Critique parue en avril 2011 dans Bifrost n° 62

L’Arrassanie, quelque part entre l’Egypte et une Afrique Noire fantasmée. El Phâ, le Roi d’Ebène, dirige en stratège politique son territoire et son peuple. Pour l’aider dans sa tâche, les Sentinelles, corps d’élite de défense du royaume, sortes de détectives aux capacités prémonitoires développées et au sens de la déduction aiguisé. Kaïrale, dit le Ratel, en fait partie. Elle est considérée comme l’une des Sentinelles les plus brillantes, les plus compétentes, les plus téméraires… et les plus incontrôlables

Remarquée par le Roi, celui-ci va lui demander de devenir l’un de ses plus proches conseillers, son second Regard Clair, et lui confier une mission « diplomatique » de la plus haute importance. Comme il se doit, notre héroïne va vite se retrouver impliquée dans une machination politique complexe et découvrir que sa nomination ne doit rien au hasard ou à ses seules compétences de Sentinelle…

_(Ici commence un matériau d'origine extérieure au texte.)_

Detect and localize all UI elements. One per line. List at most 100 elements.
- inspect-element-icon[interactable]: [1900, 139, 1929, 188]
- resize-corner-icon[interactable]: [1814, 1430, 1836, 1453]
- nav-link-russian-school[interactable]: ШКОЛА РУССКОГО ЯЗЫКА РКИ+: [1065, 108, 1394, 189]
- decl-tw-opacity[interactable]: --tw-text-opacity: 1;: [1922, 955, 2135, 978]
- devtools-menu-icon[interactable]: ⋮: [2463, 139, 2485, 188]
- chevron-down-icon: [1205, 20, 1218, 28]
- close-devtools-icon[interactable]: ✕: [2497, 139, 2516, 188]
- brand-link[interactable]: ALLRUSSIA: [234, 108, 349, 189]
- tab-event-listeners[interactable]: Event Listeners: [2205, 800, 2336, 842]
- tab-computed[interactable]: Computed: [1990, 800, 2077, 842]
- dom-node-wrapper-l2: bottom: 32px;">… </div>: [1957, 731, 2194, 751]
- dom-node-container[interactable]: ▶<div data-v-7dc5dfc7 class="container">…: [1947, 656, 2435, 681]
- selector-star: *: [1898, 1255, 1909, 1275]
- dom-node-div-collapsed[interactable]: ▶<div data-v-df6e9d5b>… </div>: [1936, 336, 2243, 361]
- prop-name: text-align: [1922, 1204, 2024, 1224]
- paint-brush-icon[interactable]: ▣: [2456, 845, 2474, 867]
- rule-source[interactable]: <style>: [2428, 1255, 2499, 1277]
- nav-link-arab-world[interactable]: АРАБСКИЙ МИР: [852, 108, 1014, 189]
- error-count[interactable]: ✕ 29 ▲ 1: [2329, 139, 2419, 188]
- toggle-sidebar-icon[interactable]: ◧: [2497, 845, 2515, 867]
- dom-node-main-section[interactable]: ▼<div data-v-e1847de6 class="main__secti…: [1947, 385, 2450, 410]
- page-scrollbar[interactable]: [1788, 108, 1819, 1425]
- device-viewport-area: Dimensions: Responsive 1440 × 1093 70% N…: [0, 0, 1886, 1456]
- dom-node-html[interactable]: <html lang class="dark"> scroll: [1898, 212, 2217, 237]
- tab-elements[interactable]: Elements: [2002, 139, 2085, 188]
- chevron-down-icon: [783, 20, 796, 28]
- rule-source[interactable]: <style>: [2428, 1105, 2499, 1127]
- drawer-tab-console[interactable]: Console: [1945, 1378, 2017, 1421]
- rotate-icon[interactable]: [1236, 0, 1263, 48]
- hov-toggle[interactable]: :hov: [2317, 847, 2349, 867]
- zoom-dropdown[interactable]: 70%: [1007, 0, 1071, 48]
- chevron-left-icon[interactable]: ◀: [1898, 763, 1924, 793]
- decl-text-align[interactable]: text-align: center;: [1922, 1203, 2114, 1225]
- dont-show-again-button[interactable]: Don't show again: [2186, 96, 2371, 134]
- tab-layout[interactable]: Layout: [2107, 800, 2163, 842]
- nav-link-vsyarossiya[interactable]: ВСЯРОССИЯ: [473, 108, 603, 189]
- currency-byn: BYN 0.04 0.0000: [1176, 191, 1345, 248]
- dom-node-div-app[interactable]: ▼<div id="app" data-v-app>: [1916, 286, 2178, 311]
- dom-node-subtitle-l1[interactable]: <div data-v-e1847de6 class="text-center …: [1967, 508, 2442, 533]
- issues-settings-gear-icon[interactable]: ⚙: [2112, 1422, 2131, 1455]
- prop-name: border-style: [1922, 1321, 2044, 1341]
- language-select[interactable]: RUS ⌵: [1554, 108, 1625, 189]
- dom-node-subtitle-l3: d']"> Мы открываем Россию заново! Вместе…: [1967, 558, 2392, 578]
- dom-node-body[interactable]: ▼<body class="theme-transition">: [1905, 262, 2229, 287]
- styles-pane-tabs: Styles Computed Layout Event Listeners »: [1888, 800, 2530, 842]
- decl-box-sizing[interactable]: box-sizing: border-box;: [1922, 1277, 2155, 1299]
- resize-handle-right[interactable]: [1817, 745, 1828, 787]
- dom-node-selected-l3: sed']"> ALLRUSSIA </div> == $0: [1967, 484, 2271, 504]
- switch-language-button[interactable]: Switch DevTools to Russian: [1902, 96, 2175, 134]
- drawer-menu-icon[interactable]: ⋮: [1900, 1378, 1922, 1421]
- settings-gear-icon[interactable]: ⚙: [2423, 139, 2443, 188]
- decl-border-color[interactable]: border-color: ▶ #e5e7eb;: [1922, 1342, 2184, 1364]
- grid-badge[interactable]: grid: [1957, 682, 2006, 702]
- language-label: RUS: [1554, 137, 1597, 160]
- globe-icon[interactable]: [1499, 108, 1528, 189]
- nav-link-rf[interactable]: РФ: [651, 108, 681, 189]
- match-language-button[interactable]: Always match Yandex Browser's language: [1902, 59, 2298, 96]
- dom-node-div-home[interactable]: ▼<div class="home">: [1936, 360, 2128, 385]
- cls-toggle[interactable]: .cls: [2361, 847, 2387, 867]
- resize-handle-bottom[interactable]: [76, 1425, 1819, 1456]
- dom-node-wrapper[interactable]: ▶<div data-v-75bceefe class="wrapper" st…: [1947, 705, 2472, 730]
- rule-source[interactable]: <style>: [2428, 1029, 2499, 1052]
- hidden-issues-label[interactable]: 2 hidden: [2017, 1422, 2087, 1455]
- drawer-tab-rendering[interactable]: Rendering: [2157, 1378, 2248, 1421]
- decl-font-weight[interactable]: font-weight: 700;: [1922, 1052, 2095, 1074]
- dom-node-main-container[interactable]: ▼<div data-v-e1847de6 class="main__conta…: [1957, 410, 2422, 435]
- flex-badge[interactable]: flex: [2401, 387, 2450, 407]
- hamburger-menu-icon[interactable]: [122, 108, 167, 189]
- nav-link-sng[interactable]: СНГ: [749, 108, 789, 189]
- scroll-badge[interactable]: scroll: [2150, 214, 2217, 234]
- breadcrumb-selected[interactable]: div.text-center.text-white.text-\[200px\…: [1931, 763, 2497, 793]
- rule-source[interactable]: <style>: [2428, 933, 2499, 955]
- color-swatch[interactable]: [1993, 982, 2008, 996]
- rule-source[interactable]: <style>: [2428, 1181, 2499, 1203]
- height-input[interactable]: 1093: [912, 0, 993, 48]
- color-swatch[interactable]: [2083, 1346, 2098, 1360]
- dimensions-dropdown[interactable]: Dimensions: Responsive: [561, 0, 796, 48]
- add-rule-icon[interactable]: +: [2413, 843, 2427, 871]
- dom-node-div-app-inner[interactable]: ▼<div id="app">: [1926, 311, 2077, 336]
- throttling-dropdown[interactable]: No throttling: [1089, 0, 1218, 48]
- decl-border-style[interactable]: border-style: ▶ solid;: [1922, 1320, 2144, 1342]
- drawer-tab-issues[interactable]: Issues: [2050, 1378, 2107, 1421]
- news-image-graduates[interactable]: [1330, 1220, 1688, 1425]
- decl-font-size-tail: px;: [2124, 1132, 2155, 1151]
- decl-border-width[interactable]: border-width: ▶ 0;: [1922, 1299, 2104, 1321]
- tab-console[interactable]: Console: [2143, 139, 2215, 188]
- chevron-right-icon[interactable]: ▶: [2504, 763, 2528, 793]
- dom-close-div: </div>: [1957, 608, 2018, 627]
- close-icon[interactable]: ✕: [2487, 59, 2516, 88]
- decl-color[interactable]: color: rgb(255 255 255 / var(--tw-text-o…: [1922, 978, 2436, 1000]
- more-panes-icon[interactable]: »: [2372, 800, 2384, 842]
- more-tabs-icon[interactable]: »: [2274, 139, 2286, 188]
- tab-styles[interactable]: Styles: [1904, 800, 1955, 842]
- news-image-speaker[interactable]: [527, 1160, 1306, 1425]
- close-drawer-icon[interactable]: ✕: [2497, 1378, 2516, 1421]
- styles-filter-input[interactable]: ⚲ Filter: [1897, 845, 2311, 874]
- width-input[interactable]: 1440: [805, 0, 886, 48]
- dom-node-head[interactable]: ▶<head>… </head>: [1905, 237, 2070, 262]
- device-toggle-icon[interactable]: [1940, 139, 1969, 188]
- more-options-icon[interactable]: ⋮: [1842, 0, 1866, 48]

Sous une belle illustration de Vincent Dutrait se cache le premier roman de la française Christine Cardot. Le Roi d’Ebène n’est ni vraiment un roman de fantasy, ni véritablement un conte africain, mais quelque chose qui aurait réussi l’alchimie entre les deux — une tentative couronnée de succès, en somme.

Les personnages sont riches, charismatiques et attachant, et l’auteur a pris soin d’affiner leur humanité. Pas de manichéisme ici, les protagonistes doutent, ils ont peur, ils font parfois les mauvais choix. Bref, de l’héroïque empreint de réalité.

La faune, la flore, les coutumes, les mythes de l’Afrique sont utilisés avec justesse sans étouffer l’histoire et nous transportent au cœur de ce continent fascinant. La mise en scène est plutôt bonne même si l’enchaînement de l’intrigue souffre parfois d’un manque de fluidité que nous mettrons volontiers sur le compte du manque d’expérience.

A noter quelques passages magnifiques de réalisme sur les relations interpersonnelles, l’état amoureux, la féminité, l’amitié… Sans condescendance ni grandes envolées philosophiques, Christine Cardot fait partager, comme le précise la quatrième de couverture, « un univers personnel d’une grande richesse et une fine maitrise des sentiments humains. »

Juste pour le plaisir, quelques extraits à la volée : « Mon corps est un formidable instrument de travail. Il sert à merveille les mensonges les plus subtils comme les plus éphémères engagements. Cesse une fois pour toutes d’espérer de lui ce que je ne peux te donner » ; « Je garde la douleur, elle demeure mon bien, quand elle résonne en moi, c’est encore de toi. Puisque je t’ai perdue, pour le seul, l’éternel, je ferai de l’absence mon “nous” perpétuel » ; « J’étais le cœur qui apaisait la dernière Sentinelle, l’unique, celui sur lequel elle s’endormait. Mais en ce jour, désormais, ne battra plus que celui d’un assassin. Par amour et à jamais… ». Une bien belle plume.

Seule petite ombre au tableau concernant l’écriture, les dialogues sont trop souvent accompagnés de verbes déclaratifs : « rétor-qua-t-elle », « bougonna Kaïrale », « objecta N’mô ». Il y en a même du qui « grommèle » et qui « glousse » ! Dommage. D’abord parce qu’ils alourdissement grandement l’ensemble d’un texte au demeurant fluide et dynamique. Ensuite parce que les personnages de Christine Cardot n’en ont pas besoin, ils ne souffrent d’aucun déficit nécessitant l’utilisation de ces verbes piqués aux hormones de croissance.

Enfin, dernier point concernant l’édition : le roman est bourré de coquilles qui desservent un auteur prometteur au travail remarquable. C’est non seulement inadmissible quand on est un éditeur qui se prétend tel, mais incompréhensible quand une simple relecture par un correcteur aurait suffi à gommer ces boulettes plus que désagréables…

Si certains verront dans la chute du roman une queue de poisson, d’autres y espéreront la fin d’un épisode annonçant une suite. On fait partie de ceux-là. Sans nous avoir totalement frustrés, Christine Cardot aura donné l’envie d’en savoir plus, et c’est avec un vrai plaisir de lecture que nous reprendrons les aventures de la jeune Kaïrale, Sentinelle ou Regard Clair.